Better to climb a mountain than crash into it 🙂
Beware of clouds with crunchy middles (Cumulus Granaticus).
Why do I climb the mountain? Many reasons. Because the stories are there and if I don’t write them, who will? Because I’m tired of having very little to read. Because I enjoy it… Because I’ve done verbal story telling and there is something about the audience enjoying listening as much as you’re enjoying the telling makes the heart swell with joy. So I write so I can share the wonder and the magic of the story. (The story is magic. I am not magic.)
My stories are not so grand. But I miss stories about adventures and kids rising to the occasion and unlikely heroes who are heroic. I miss stories of hope and courage. I miss so many of the ideas that are called trite and worn out. So I write, and maybe there’s someone else out there missing them too. And so I muddle through the publishing as well, because if there IS someone else out there missing those stories, they can’t get at my attempt if I don’t put it out there.
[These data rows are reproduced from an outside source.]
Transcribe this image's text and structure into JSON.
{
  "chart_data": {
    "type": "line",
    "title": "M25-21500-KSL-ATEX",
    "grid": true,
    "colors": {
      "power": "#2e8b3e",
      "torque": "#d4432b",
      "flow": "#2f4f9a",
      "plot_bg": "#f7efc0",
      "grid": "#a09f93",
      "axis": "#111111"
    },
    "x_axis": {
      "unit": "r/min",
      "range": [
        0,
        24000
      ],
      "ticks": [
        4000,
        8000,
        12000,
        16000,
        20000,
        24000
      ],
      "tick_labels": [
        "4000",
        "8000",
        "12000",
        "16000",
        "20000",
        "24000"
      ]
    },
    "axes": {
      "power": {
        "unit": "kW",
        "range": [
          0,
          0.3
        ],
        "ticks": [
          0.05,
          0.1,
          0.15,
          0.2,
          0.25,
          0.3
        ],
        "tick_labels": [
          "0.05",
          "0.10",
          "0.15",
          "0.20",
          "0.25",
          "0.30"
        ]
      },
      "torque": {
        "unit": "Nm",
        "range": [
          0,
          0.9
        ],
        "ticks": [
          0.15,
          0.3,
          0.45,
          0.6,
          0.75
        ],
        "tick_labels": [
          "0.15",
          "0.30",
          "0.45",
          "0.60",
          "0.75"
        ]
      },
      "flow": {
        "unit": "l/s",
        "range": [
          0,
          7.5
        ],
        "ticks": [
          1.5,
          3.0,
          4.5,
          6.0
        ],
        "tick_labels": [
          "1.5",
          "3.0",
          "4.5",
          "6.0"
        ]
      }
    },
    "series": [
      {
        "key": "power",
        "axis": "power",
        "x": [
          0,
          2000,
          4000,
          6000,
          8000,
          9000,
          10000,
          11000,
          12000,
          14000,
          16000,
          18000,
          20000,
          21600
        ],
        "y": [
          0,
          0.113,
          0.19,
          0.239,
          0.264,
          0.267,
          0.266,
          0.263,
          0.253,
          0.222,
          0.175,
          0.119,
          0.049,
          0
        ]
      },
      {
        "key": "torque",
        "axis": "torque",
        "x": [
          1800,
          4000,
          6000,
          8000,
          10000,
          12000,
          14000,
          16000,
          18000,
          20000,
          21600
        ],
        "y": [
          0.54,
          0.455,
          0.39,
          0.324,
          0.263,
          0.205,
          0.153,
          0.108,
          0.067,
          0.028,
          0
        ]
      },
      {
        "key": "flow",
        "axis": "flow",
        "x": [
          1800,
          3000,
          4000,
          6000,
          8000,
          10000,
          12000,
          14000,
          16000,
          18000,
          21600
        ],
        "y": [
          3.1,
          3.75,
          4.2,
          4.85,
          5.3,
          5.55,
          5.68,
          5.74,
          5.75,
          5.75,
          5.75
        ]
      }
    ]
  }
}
After trying, I realized that I do not want to climb the mountain. I’m content to sit at the base and admire it. I still have story ideas, but I’ve realized that that is the easy part. The plot in the middle? The dialog? The research to write something that isn’t trite? The stories in my head don’t need those. The stories on paper do.
I may give it another try, some day, but it is no longer a goal.
Much to my surprise, I’ve rediscovered my enjoyment of computers. It can be frustrating (how many web pages of “put the Z-wave controller in exclusion mode” can one read before someone finally reveals the mystical secret of how to actually DO IT?!?! Hint: Not enough; I’m this idiot), but I like making things work, even if they are virtual things.
Making a story work is another thing entirely and I’ve found I don’t enjoy it. I very glad that y’all do (or at least suffer through it)!